A. For each additional 1 percent of the population that is not inoculated, 1 million more people get the disease.
B. When 1 million percent of people are inoculated, then no one gets the disease.
C. When no one is inoculated, for each percentage of the population that gets an inoculation, the number of people who get an infection goes down by 1 million.
D. 1 million people will get infected regardless of what percent of the population is inoculated.
E. When no people are inoculated, then 1 million people will get the disease.
b. What is the meaning of the statement that $f'(50) = -10^4$?
A. 10,000 fewer infections occur for every increase of 50 percent in the inoculated population.
B. At 51 percent inoculation, 10,000 fewer infections occur.
C. 10,000 fewer infections occur for every increase of 1 percent in the inoculated population.
D. At 49 percent inoculation, 10,000 more infections occur.
E. 50 fewer infections occur for every increase of 1 percent in the inoculated population.

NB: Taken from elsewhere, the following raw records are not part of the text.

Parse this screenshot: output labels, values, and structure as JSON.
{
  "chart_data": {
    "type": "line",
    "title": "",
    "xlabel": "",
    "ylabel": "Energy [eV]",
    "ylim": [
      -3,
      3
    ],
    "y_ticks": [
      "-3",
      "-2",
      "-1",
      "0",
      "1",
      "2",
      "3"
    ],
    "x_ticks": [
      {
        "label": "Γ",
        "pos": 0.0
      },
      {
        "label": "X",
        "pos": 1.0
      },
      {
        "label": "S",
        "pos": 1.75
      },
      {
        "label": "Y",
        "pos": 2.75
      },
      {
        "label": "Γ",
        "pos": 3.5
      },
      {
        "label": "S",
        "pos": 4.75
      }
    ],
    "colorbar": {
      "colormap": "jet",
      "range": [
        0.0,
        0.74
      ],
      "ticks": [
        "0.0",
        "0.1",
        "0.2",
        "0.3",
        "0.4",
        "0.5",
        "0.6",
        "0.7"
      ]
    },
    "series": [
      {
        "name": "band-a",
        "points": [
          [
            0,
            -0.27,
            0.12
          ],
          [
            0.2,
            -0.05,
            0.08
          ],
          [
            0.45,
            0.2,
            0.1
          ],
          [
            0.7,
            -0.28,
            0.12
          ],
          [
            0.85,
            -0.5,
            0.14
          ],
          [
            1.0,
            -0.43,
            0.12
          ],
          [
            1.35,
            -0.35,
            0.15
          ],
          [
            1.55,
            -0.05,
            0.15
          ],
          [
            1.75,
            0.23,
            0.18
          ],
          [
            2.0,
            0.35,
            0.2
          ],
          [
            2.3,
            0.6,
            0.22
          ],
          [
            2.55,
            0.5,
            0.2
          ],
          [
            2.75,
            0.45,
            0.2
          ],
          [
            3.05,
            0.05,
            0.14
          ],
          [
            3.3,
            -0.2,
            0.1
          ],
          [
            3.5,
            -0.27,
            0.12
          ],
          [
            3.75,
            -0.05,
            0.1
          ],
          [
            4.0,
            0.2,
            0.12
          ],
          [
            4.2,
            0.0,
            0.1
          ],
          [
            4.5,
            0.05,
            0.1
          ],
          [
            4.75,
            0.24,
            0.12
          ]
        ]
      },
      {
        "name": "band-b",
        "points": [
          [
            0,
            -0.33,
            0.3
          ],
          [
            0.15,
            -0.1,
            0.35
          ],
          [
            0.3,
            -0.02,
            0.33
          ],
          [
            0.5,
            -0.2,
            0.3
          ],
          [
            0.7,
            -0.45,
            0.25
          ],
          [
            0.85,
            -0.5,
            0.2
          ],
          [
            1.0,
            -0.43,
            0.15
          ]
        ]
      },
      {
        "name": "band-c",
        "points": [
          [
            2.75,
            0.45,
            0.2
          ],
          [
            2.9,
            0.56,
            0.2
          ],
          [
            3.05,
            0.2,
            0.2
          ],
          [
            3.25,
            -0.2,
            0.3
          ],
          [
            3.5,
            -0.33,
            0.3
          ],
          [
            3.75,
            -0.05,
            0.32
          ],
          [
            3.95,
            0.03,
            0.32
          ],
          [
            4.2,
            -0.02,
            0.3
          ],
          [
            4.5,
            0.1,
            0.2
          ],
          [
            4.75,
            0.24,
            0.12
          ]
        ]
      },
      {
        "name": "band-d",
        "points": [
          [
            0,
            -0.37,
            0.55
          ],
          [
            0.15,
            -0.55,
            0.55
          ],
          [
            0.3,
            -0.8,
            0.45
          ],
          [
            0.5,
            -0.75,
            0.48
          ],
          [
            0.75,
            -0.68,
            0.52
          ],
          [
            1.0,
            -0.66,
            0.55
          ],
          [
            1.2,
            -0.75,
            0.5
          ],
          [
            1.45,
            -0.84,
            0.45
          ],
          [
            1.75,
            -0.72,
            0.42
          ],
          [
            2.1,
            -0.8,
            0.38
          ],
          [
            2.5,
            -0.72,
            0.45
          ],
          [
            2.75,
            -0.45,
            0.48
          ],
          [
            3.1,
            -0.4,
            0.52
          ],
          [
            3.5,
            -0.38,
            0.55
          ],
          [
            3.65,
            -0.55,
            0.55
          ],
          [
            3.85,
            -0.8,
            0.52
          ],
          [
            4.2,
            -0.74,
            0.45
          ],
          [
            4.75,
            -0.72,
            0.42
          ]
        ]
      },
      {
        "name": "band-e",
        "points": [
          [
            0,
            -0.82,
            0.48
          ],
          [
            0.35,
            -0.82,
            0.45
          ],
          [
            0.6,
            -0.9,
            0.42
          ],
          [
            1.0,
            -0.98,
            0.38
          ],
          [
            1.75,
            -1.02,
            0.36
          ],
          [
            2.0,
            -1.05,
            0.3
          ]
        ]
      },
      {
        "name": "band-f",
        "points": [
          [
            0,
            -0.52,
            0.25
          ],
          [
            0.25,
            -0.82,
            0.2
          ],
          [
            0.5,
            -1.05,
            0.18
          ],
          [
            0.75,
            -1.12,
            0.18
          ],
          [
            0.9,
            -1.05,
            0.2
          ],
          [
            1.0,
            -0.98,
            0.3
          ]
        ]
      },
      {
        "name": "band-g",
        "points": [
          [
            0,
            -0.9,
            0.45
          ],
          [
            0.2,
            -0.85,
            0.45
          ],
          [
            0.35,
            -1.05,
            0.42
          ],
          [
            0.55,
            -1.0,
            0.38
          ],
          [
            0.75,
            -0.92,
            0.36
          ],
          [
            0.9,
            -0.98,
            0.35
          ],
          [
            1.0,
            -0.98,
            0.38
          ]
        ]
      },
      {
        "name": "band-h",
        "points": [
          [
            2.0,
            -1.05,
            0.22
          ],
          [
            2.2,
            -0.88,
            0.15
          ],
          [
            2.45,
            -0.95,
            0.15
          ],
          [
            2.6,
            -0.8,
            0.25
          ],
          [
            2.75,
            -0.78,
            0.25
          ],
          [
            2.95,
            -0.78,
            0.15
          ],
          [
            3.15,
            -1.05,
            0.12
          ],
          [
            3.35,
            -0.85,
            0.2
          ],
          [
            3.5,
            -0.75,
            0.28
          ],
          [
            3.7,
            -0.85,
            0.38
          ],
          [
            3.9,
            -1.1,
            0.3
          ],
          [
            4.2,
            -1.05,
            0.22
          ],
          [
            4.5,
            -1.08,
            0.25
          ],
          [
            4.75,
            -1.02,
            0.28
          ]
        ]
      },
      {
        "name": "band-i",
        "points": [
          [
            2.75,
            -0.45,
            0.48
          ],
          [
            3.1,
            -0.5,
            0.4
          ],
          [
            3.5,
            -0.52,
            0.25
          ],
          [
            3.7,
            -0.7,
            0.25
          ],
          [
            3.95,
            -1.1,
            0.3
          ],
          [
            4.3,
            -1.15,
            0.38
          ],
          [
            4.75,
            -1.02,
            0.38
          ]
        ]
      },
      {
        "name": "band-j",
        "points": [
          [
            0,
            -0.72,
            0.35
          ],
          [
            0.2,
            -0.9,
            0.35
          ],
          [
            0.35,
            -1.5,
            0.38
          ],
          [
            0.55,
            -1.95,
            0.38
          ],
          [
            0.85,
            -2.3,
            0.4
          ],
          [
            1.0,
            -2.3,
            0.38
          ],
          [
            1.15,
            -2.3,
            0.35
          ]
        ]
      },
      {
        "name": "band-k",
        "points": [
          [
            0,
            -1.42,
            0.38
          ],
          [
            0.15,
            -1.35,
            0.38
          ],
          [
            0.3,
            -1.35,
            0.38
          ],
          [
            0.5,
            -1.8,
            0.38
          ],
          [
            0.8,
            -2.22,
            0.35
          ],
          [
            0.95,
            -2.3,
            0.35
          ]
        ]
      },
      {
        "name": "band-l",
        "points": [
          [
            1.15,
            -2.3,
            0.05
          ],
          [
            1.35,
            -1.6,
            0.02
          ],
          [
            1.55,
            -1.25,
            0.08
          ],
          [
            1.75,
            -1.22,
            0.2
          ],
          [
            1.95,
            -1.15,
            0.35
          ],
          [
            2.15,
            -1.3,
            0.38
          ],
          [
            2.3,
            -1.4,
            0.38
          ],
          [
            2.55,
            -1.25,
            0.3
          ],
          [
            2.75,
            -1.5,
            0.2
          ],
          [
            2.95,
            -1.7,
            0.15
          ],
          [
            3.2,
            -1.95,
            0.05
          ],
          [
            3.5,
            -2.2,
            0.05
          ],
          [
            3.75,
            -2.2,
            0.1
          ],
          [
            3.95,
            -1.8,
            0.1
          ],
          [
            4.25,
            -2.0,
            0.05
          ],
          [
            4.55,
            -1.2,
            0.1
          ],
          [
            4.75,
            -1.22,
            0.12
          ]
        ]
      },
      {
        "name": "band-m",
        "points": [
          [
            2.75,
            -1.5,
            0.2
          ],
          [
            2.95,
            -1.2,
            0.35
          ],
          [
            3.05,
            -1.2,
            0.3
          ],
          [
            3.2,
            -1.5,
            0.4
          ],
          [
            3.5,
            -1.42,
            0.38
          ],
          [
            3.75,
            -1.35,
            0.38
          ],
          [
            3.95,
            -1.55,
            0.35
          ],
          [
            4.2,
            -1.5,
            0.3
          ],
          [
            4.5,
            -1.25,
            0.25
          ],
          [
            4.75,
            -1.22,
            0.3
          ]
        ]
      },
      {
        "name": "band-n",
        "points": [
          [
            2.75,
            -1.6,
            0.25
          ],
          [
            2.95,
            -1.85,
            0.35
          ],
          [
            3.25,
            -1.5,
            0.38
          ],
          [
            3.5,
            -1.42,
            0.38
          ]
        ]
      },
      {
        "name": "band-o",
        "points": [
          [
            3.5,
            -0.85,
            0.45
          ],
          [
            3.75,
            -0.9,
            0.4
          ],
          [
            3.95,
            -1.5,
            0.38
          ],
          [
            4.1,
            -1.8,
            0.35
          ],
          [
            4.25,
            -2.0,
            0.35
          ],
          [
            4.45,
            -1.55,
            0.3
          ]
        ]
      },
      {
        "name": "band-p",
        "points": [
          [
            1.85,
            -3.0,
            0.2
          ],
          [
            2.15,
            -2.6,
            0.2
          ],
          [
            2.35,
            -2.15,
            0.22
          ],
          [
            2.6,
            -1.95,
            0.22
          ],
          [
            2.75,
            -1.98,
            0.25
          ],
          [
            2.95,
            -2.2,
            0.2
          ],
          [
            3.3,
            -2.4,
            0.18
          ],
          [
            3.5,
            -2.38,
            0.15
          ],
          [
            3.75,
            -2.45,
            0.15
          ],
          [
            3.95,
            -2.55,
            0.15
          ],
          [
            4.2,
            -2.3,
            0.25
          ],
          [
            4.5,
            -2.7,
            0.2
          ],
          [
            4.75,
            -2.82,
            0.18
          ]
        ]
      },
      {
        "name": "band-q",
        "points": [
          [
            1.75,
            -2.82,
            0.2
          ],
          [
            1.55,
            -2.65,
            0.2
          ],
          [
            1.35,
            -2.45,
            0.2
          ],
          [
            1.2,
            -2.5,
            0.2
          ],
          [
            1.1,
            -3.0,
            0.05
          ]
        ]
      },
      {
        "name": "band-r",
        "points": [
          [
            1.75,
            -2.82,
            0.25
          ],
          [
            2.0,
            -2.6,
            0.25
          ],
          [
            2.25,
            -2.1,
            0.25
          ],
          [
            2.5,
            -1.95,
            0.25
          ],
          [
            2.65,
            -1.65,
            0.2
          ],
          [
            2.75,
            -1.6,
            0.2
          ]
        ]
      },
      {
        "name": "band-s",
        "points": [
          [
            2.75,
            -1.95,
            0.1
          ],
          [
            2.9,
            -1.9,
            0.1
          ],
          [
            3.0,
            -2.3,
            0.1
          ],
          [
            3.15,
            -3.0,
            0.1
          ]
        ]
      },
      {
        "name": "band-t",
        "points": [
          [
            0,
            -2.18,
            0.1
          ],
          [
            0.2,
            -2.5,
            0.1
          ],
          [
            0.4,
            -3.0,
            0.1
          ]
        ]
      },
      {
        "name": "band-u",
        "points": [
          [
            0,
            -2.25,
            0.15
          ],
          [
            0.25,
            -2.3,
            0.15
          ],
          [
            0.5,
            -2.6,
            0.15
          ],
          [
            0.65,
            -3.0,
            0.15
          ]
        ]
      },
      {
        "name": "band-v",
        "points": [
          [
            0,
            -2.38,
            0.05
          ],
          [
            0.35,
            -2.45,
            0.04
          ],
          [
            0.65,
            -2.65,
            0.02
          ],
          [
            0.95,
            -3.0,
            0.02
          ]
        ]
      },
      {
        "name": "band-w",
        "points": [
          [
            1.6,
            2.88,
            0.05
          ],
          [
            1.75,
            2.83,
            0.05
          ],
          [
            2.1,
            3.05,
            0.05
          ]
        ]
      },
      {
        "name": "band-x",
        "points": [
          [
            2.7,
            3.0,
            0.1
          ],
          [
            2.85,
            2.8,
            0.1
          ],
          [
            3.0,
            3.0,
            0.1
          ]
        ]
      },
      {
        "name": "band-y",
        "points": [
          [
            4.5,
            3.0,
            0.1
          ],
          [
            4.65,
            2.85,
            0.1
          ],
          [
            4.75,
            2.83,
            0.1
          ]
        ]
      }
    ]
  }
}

F. When 50 percent of the people are inoculated, the rate at which infections would decrease is 10,000 infections per inoculated percentage of the population.
c. What does $f^{-1}(100) = 85$ mean?
A. 100 people get the disease when 85 percent of the population is inoculated.
B. When 100 percent of the people are inoculated, the number of infections increases by 85 for every decrease of 1 in the percentage of people inoculated.
C. 85 people get the disease when 100 percent of the population is inoculated.
D. When 85 percent of the people are inoculated, the number of infections decreases by 100 for every increase of 1 in the percentage of people inoculated.